Other areas have nothing left. The next two photos below tell that story: 
In the foreground is bare dirt, all that's left in one of the areas where we cut brush last winter. The invasives had killed all. To the top right, the dark brush remains - to be cut next winter. 

Friends, Lake Forest Open Lands, volunteers, staff, and contractors have launched a major restoration initiative at Shaw, including the woods, savanna, wetland, and prairie. The blighted result visible below was revealed by Open Lands' contractor work with mighty machines:
This large piece in the center of the Nature Preserve (between Shaw Woods and Shaw Prairie) had its brush cut last winter. Long ago, this was prairie, marsh, and savanna. Ditching and brush had eliminated the natural ecosystem nearly entirely. To use medical metaphor, this was major surgery. Our challenge now is to prevent this land from falling to the invasives. A battle awaits.

In the areas below, brush was removed many years ago, but today it's essentially "all weeds." We try to avoid this by sowing the right seed to facilitate recovery of biodiversity:
Indeed, so that today's volunteer team could get in here, the week before (not seen here) the regular ever-so-dedicated Friends volunteers cut out great quantities of prickly briars. We pulled the scattered garlic mustard, especially from the highest-quality and most sensitive-to-trampling areas. Today is for big concentrations. Next week we'll do more detail and "quality control." 

About those briars: Are they natural? Emphatically yes and no. 

The word briars applies to native and alien species of dewberries, raspberries, blackberries, and other prickly, shrubby fruits. They taste good and play important roles in shrubland ecosystems. But the ones that tend to fill recently cleared area are impediments to recovery of classic open woods or open prairie.

From the perspective of biodiversity conservation, the vast beds of trillium-and-little-else are also ambiguous at best. In the seminal Vegetation of Wisconsin, John T. Curtis describes concentrations of these great white trilliums as a near-terminal stage of what happens to an oak woods as it becomes too dark for most of its flora. (And, though the botanist Curtis didn't say so, the darkening also gradually wipes out the associated invertebrates, other animals, fungi, etc.). Our strategies seek to maintain large numbers of trilliums as the richness of other species returns as well.

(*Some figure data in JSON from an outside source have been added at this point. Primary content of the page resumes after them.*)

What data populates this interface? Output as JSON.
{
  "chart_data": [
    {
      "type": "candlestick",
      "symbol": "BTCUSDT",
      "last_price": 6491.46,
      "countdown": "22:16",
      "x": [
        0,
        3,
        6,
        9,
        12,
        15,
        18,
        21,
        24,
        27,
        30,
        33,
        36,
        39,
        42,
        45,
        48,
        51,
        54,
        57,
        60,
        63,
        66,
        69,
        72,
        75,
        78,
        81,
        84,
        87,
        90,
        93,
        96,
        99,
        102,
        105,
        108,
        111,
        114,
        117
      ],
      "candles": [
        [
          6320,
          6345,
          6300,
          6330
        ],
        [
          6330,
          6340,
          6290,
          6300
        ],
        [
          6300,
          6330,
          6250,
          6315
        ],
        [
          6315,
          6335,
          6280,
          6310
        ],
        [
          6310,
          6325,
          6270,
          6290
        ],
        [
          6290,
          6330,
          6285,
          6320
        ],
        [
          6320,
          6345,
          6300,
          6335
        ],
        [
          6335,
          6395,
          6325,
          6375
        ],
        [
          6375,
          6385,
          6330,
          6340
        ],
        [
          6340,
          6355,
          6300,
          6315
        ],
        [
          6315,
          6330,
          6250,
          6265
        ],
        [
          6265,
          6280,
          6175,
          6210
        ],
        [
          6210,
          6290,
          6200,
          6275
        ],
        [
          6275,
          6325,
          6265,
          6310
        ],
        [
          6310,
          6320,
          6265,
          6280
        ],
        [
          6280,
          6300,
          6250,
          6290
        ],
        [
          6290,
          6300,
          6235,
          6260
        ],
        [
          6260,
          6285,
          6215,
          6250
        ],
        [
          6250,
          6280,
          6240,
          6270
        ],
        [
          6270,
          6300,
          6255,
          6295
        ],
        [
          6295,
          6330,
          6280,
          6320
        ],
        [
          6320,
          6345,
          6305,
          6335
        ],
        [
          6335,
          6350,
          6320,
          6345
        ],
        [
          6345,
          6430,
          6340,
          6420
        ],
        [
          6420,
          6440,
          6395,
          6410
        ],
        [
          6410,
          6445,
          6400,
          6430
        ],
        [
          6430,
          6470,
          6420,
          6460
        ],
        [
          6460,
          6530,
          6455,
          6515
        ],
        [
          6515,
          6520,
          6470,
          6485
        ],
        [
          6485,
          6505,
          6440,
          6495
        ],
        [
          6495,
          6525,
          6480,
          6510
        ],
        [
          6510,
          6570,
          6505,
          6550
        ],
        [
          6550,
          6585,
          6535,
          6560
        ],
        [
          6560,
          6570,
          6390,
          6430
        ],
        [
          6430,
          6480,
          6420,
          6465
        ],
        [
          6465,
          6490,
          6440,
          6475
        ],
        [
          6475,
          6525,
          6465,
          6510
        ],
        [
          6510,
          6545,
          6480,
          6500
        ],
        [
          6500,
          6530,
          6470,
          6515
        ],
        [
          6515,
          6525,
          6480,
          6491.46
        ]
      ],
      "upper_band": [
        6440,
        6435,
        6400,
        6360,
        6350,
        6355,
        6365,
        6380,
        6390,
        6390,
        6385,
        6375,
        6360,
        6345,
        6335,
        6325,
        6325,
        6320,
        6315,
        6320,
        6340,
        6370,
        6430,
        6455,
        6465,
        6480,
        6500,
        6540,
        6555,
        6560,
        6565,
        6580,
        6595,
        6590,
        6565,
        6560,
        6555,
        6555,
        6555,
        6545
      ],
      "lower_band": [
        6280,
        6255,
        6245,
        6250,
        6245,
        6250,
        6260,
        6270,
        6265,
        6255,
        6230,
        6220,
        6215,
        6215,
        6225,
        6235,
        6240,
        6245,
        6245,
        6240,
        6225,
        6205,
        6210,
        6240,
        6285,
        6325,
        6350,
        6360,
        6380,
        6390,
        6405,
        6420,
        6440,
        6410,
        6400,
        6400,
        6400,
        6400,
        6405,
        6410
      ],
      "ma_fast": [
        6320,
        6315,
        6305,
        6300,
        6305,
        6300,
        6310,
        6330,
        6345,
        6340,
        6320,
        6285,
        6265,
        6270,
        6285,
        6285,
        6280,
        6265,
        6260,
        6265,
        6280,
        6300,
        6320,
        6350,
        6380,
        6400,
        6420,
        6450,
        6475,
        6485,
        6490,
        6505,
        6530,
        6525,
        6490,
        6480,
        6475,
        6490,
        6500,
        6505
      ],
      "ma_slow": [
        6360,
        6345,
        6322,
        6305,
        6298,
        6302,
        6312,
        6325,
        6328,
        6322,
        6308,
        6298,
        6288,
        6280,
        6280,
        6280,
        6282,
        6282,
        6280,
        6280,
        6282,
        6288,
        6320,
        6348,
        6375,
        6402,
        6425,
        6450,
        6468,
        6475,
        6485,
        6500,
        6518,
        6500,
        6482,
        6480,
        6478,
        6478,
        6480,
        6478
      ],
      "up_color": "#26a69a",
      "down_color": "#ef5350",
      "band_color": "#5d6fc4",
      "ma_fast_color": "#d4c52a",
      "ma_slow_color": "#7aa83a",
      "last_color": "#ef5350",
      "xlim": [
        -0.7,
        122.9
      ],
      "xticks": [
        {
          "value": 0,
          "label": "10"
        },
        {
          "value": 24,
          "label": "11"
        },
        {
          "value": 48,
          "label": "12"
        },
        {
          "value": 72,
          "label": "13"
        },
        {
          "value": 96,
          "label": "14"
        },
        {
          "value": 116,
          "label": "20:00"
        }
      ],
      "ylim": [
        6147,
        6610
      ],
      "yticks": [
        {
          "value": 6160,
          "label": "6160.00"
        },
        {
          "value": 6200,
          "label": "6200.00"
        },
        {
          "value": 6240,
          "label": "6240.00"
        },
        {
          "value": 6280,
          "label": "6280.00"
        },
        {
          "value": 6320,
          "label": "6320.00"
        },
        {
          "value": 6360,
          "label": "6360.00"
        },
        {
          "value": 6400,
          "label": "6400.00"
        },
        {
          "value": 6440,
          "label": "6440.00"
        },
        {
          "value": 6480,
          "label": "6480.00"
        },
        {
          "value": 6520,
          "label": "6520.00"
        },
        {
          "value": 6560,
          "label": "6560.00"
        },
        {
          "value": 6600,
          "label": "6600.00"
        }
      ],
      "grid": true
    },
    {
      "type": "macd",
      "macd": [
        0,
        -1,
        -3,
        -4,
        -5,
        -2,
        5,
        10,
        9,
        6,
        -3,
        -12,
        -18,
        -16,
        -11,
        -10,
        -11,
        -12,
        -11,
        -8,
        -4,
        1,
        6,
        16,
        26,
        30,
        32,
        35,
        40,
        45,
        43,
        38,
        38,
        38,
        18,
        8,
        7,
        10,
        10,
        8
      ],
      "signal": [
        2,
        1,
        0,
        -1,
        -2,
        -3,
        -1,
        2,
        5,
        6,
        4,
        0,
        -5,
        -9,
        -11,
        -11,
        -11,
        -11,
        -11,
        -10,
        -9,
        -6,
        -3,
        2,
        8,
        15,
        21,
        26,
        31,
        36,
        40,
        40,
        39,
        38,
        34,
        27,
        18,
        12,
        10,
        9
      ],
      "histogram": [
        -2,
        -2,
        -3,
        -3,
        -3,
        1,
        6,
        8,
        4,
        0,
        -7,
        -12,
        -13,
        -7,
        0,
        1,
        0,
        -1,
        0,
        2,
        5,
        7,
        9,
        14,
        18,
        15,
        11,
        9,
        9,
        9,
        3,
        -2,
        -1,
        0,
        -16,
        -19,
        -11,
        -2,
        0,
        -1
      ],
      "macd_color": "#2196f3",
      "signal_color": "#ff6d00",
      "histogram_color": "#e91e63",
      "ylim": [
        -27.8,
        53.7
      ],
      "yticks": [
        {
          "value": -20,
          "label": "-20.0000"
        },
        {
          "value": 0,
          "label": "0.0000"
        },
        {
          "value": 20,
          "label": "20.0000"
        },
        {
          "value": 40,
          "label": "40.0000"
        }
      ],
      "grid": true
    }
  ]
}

In the photo below, another wrinkle. Notice all those stems that stand alone:
At least seven stems have been chewed off by the deer. In some woods, the trilliums have been wiped out by too many mouths. The existing programs to control deer numbers are good and deserve to be supported.

Here a deer exclusion cage will protect the trilliums inside. We'll be able to compare inside and outside from year to year. 
 
As we stewards head into very different summer work, as we often do, we take a bit of time to study what today's ecosystem tells us about needs for next fall and winter. 
Here the trilliums gradually fade out, and the brush shade deepens, and no quality plants survive.

Here, even right next to the trail, a rich turf stops abruptly, as brush and piled logs take over. There will be plenty of accomplishment begging for our attention when the cold returns. 

Here some of us are getting ready to pose - twenty-one of the great souls who did today's work.

Here, some of us are posing. We have great will and intention, to change the world, for the better in this case. 

Everyone is invited to join in this great work (and quickly learn to be a leader, if you'd like, as more leaders are what the ecosystem needs most.) After love, that is.